Previous Proposed Changes Not Implemented
The Department of Labor previously proposed a significantly higher salary threshold that would have become effective on December 1, 2016. On November 22, 2016, a federal district court issued a nationwide temporary injunction halting the DOL’s implementation of the proposed change. The court later issued a permanent injunction against implementation of that change.
Additional Background on Available Exemptions
The executive, administrative, or professional exemption applies to employees only if the following three criteria are satisfied: (a) they are paid on a salary basis (the “salary test”); (b) the salary meets the minimum threshold requirement (the “salary level test”); and (c) their job duties fit within the executive, administrative, or professional classifications (the “duties test”).
Salaried employees making less than the minimum annual salary threshold thus are generally eligible for overtime pay. Further, the fact that an employee is salaried and earns more than the minimum threshold does not necessarily mean that the employee is exempt from overtime pay; the employee’s job duties must consist of executive, administrative, or professional duties as defined in the regulations.
The new rule change does not affect the existing definitions for executive, administrative, or professional duties.
An “executive” employee is one (a) whose primary duty is managing the organization or a significant part of it, (b) who regularly directs the work of two or more other employees, and (c) who has the authority to hire or fire other employees or whose input on personnel matters is given particular weight.
An “administrative” employee is one (a) whose primary duty is performing office or other non-manual work directly related to the organization’s operations, and (b) who exercises “discretion and independent judgment” in “significant” matters. The first prong is relatively straightforward. The second prong is much more subjective and fact-specific.
The “professional” employee exemption is much more straightforward. To qualify, the employee’s primary duty must be to perform work either (a) requiring advanced knowledge in a field of science or learning customarily acquired by a prolonged course of specialized intellectual instruction, or (b) requiring creativity, invention, imagination, originality, or talent in a “recognized field of artistic or creative endeavor.”
In addition to the executive, administrative, and professional exemptions, other exemption categories also exist under the FLSA. Examples include exemptions for outside sales employees; employees in computer-related occupations; and highly compensated employees. For the “highly compensated” category, the new regulation increases the annual threshold from $100,000 to $107,432. Definitions for each category are provided in the regulations.
Special exemptions also exist for certain ministers and religious workers, seasonal employees, and teachers, as those categories are defined in the regulations. No salary threshold applies to these special categories of exemption.

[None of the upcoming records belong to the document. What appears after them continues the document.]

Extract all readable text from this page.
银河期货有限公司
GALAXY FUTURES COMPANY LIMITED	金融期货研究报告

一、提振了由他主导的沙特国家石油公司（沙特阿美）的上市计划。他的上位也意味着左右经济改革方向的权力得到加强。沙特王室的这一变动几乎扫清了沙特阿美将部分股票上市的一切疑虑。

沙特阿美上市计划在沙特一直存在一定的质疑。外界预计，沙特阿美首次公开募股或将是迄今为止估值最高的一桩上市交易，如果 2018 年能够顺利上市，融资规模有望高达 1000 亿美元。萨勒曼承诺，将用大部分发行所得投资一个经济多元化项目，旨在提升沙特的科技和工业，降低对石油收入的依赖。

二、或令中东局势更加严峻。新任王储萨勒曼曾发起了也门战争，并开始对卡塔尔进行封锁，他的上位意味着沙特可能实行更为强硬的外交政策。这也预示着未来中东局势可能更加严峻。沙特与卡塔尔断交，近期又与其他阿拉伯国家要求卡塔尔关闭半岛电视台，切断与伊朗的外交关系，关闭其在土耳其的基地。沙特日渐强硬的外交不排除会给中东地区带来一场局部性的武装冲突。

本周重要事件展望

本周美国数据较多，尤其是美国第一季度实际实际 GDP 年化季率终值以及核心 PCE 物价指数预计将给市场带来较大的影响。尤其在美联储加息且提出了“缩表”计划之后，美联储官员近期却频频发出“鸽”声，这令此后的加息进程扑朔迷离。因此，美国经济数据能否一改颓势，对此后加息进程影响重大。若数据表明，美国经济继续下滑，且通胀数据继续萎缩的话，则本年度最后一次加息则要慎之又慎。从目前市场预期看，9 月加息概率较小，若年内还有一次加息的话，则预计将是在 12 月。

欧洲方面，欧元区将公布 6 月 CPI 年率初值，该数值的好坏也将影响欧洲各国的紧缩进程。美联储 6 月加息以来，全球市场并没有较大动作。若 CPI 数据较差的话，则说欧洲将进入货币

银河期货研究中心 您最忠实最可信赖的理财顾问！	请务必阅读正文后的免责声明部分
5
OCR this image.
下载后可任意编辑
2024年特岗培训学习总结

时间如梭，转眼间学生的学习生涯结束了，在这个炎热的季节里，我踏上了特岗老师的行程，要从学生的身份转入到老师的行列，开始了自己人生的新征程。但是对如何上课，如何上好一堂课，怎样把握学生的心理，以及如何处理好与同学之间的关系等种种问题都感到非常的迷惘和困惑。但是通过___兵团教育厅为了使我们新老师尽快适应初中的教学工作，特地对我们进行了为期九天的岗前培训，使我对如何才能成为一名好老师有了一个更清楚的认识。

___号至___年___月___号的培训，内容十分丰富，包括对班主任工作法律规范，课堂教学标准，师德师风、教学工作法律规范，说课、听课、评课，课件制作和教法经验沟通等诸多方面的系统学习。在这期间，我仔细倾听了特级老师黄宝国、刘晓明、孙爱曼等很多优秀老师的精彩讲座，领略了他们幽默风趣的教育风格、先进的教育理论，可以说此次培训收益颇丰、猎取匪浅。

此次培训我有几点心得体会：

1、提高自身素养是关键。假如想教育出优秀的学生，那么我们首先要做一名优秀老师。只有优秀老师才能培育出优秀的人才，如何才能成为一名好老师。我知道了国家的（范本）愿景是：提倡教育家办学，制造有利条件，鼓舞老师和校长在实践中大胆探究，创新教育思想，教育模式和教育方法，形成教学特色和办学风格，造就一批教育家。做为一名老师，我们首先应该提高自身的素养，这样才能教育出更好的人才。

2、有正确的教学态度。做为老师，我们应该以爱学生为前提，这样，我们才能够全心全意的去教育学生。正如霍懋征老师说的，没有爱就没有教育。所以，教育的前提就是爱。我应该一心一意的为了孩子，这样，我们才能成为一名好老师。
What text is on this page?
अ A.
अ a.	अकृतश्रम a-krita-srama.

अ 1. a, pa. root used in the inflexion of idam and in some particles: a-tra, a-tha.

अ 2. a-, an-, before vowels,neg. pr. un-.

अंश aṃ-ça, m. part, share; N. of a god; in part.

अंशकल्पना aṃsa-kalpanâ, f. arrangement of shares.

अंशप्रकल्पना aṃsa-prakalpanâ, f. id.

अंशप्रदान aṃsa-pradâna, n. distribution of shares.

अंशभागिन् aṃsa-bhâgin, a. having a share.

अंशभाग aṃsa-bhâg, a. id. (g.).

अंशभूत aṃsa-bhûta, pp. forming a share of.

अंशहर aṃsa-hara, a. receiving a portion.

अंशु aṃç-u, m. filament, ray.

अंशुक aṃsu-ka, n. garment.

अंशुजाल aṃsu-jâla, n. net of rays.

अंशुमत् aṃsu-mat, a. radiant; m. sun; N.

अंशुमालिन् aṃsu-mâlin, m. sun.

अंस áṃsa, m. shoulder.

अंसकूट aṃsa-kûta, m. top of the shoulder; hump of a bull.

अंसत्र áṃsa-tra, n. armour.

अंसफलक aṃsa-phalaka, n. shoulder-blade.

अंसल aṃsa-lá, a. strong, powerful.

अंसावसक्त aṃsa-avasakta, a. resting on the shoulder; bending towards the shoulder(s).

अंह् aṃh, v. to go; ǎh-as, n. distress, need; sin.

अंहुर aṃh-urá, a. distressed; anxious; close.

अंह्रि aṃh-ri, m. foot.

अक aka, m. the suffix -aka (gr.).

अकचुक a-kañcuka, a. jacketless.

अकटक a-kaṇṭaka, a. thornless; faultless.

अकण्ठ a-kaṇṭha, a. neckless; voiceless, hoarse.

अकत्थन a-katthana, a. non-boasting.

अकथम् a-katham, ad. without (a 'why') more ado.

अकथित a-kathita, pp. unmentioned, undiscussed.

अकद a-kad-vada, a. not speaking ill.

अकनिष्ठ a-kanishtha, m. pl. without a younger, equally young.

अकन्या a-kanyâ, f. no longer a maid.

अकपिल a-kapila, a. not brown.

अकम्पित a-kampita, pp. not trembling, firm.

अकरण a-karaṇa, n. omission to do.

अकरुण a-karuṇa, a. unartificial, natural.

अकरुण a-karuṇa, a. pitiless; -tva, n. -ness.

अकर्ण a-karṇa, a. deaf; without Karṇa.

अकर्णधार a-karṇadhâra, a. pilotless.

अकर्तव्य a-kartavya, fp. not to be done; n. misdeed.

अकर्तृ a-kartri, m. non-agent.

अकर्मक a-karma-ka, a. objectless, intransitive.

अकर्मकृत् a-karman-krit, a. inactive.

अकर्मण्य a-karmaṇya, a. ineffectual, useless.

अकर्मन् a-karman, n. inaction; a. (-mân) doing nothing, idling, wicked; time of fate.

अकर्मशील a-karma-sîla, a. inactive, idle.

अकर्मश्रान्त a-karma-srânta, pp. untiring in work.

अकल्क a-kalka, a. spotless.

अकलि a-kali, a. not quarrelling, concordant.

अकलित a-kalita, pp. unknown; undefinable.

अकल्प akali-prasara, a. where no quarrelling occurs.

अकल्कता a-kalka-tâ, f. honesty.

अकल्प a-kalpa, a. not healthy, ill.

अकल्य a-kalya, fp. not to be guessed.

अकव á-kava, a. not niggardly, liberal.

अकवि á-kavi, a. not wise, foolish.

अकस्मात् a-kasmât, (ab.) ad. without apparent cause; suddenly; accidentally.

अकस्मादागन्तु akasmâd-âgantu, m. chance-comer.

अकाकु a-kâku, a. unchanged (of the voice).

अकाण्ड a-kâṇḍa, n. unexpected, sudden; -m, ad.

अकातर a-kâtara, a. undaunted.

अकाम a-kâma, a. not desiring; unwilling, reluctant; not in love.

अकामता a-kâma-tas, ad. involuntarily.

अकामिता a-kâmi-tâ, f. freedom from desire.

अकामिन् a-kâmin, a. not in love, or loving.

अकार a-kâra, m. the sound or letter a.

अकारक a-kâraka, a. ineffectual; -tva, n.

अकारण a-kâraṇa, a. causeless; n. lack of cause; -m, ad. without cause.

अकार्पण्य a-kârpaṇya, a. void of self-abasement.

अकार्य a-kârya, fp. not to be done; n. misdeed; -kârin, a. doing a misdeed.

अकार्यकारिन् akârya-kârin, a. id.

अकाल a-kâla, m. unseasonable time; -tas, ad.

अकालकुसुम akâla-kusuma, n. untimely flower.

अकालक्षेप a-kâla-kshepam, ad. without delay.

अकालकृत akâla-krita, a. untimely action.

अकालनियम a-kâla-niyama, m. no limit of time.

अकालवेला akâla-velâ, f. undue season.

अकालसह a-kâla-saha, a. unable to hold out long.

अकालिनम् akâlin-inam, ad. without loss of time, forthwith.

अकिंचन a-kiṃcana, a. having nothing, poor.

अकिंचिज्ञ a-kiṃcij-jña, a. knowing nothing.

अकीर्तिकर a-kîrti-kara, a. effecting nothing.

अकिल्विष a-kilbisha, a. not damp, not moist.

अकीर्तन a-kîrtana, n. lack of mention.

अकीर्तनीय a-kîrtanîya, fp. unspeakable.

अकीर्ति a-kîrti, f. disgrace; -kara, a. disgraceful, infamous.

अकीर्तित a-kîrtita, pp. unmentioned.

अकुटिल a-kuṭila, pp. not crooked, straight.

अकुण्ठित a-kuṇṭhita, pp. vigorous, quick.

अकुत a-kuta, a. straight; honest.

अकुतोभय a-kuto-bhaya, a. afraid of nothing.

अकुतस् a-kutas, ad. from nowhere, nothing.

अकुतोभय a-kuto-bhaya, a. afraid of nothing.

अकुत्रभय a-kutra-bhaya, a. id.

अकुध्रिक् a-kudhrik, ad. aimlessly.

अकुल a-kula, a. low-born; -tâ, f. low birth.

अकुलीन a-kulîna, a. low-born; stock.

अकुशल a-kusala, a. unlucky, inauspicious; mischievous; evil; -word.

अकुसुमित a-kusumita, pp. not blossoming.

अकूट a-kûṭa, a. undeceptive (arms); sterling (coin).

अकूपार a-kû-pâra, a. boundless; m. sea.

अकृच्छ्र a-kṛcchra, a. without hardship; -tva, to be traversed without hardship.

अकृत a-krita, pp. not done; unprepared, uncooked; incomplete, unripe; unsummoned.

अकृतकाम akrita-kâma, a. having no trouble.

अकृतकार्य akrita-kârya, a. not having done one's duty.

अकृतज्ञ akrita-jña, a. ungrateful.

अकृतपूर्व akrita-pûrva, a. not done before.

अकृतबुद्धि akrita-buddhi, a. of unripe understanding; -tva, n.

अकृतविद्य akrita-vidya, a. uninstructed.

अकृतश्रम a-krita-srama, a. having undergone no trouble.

Unlike in the 2016 proposed regulations which were permanently enjoined by the federal court, the new regulations do not include a mechanism for automatically updating the salary thresholds. Instead, the Department of Labor has announced its intention to review the thresholds more frequently than in the past and propose changes through typical notice-and-public-comment rulemaking procedures.
Additional guidance from the DOL, including a new “Small Entity Compliance Guide”, is available on the DOL website. The DOL has announced its intent to issue additional implementation guidance in the days ahead.